I guess that query optimizer use the fact that p is already known so it's preferred just travers with the relation in order to know d (and then filter) instead of using the index. If you feel like :Date index is preferred, you may try filtering by date before using the full text index.

How's this performing?

CALL db.index.fulltext.queryNodes("testIndex", 'Viurts N') YIELD node
with collect(node) as n
MATCH (node) <-[:HAS_NAME]-(p:Person) -[:DATE_OF_BIRTH]-> (d: Date)
WHERE datetime('2005-06-14') < d.date < datetime('2005-06-16')
and node in n
RETURN DISTINCT p
LIMIT 20

H

Hello @Bennu,

Indeed, the optimizer will not go to WHERE condition first to fetch related nodes using index (with Date label) and instead would decide to iterate over each node from the stream to filter out not satisfying the condition.
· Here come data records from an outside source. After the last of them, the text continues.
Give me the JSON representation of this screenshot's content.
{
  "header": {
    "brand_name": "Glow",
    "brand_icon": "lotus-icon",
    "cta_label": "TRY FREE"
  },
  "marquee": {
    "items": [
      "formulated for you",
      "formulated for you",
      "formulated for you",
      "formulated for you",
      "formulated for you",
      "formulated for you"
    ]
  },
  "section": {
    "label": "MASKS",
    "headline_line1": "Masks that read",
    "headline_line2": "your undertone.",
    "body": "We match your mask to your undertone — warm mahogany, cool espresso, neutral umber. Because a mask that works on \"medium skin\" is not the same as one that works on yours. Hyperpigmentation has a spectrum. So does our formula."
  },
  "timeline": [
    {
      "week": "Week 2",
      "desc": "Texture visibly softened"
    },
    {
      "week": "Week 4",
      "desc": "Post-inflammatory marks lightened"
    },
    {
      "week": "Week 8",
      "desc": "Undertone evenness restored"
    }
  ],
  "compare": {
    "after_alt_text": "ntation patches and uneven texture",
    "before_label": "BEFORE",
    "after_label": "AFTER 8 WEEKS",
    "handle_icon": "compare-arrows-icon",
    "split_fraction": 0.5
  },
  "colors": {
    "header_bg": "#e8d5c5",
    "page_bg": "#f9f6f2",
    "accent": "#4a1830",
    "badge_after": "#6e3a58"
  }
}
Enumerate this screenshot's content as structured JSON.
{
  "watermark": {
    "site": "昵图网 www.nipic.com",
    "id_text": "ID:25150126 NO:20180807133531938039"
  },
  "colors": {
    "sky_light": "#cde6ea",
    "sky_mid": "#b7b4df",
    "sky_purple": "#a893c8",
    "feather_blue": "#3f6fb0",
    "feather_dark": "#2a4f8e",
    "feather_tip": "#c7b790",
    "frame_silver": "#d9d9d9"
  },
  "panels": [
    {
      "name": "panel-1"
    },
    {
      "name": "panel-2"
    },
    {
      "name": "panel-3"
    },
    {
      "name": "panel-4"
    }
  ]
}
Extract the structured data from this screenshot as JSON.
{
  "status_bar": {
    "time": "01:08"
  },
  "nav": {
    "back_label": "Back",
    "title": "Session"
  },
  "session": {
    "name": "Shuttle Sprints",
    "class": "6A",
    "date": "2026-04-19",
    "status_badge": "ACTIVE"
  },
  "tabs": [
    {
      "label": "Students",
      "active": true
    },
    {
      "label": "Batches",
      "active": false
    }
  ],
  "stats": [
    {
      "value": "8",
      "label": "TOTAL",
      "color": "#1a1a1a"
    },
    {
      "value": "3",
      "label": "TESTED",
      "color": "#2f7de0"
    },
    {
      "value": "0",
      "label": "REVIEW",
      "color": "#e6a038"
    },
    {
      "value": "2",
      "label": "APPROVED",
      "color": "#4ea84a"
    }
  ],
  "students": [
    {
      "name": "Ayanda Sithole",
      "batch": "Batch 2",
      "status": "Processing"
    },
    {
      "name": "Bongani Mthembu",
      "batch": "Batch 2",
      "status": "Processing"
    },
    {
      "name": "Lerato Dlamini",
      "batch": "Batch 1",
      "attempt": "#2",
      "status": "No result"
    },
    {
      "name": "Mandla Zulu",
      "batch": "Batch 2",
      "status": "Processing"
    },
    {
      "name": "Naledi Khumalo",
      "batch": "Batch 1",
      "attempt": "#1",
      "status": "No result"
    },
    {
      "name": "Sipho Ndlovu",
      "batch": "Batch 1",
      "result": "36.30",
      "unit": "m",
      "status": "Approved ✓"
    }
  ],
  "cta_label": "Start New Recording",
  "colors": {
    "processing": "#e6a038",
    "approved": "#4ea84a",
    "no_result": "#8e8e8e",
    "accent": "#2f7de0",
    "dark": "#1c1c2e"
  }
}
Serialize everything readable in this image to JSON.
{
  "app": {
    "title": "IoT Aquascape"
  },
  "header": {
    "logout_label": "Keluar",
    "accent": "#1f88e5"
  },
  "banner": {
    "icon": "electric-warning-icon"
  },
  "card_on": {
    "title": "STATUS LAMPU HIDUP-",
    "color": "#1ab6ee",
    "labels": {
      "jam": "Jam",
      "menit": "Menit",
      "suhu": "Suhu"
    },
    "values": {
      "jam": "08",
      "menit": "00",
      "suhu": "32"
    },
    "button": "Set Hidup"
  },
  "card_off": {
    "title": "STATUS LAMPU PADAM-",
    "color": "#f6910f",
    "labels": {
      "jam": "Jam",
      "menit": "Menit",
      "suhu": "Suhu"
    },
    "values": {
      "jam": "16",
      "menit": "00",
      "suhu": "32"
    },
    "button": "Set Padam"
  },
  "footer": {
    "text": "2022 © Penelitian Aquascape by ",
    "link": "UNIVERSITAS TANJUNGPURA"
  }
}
That seems to be the right decision, as in the first scenario (my initial though) there is no optimization, it still will need to iterate over each node.

I suppose the only way to achieve proper usage of indexes is to build an index with Solr or Elasticsearch, with neo4j there is a trade off between complexity of the data structure and speed of query execution.

I would mark your last response as solution, because in the end I come up with similar query.
Thanks to everyone who replied!